Serval implements verifiers for binaries written in RISCV, LLVM, BPF, and x86. To extend Serval with a verifier for a new target language, the developer simply writes a new Rosette interpreter for that target. Serval provides libraries for modeling the memory and dealing with unstructured control flow in a way that is amenable to efficient symbolic evaluation. Luke Nelson, the lead developer of Serval, added these verifiers to the framework in just a few weeks.
We used Serval to verify three existing security monitors: CertiKOS, Komodo, and Keystone. The first two of these have been previously verified using Coq (CertiKOS) and Dafny (Komodo); replicating these efforts shows that Serval can prove key properties (e.g., non-interference) of system components with full automation and low developer burden.

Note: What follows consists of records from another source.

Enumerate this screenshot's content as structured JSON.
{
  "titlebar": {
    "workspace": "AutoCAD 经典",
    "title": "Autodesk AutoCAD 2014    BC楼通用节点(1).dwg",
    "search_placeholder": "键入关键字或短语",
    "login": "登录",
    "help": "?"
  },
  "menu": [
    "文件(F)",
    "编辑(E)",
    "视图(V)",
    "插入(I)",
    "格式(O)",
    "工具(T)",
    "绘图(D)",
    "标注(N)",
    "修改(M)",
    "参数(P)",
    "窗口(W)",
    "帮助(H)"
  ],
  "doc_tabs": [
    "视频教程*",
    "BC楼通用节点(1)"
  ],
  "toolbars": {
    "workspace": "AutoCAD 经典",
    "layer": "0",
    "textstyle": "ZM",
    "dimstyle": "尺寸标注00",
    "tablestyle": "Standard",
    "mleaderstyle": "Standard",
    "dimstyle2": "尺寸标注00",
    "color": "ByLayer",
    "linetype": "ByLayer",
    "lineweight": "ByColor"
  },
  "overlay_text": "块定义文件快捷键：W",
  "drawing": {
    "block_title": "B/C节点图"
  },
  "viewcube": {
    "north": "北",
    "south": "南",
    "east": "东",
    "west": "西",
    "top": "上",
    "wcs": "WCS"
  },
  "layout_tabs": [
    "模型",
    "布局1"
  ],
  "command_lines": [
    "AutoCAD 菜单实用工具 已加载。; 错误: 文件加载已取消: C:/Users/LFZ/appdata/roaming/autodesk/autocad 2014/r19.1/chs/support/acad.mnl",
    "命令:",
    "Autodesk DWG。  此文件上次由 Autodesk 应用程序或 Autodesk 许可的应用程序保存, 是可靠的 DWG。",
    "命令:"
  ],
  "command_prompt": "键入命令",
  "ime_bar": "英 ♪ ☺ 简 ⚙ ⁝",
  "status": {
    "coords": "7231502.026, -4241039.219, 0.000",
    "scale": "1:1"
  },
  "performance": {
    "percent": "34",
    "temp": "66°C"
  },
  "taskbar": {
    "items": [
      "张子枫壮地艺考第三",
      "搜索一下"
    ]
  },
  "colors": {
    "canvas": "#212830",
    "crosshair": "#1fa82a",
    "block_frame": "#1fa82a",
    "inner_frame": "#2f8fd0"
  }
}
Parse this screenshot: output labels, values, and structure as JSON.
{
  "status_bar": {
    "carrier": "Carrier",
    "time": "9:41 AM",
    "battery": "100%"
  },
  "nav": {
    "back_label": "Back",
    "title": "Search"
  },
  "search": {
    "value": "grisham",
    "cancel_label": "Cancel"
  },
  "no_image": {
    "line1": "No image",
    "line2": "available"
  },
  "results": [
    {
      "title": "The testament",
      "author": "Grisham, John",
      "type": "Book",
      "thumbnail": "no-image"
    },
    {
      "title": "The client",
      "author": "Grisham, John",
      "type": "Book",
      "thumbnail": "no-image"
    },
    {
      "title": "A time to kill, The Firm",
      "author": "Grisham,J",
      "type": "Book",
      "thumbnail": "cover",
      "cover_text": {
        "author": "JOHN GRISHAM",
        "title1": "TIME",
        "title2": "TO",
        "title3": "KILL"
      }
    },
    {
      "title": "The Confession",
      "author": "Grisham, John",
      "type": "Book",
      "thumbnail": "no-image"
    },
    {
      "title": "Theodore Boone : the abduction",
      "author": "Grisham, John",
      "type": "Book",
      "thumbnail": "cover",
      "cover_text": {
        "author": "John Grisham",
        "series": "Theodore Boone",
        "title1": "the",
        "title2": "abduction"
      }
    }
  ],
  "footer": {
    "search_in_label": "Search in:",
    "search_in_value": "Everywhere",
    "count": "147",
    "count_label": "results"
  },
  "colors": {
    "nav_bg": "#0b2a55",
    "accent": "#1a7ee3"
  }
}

The third monitor (Keystone) is a previously unverified open-source system for RISCV, and while verifying it with Serval, we found both design-level bugs (violations of non-intereference) and implementation-level bugs (buffer overflows).
We have also used Serval to verify two Just-in-Time (JIT) compilers for the Berkeley Packet Filter (BPF) language that are part of Linux: one compiles BPF to 64-bit RISCV, and the other to 32-bit x86. The verification process revealed 15 bugs, which we patched and our patches were accepted by the Linux developers.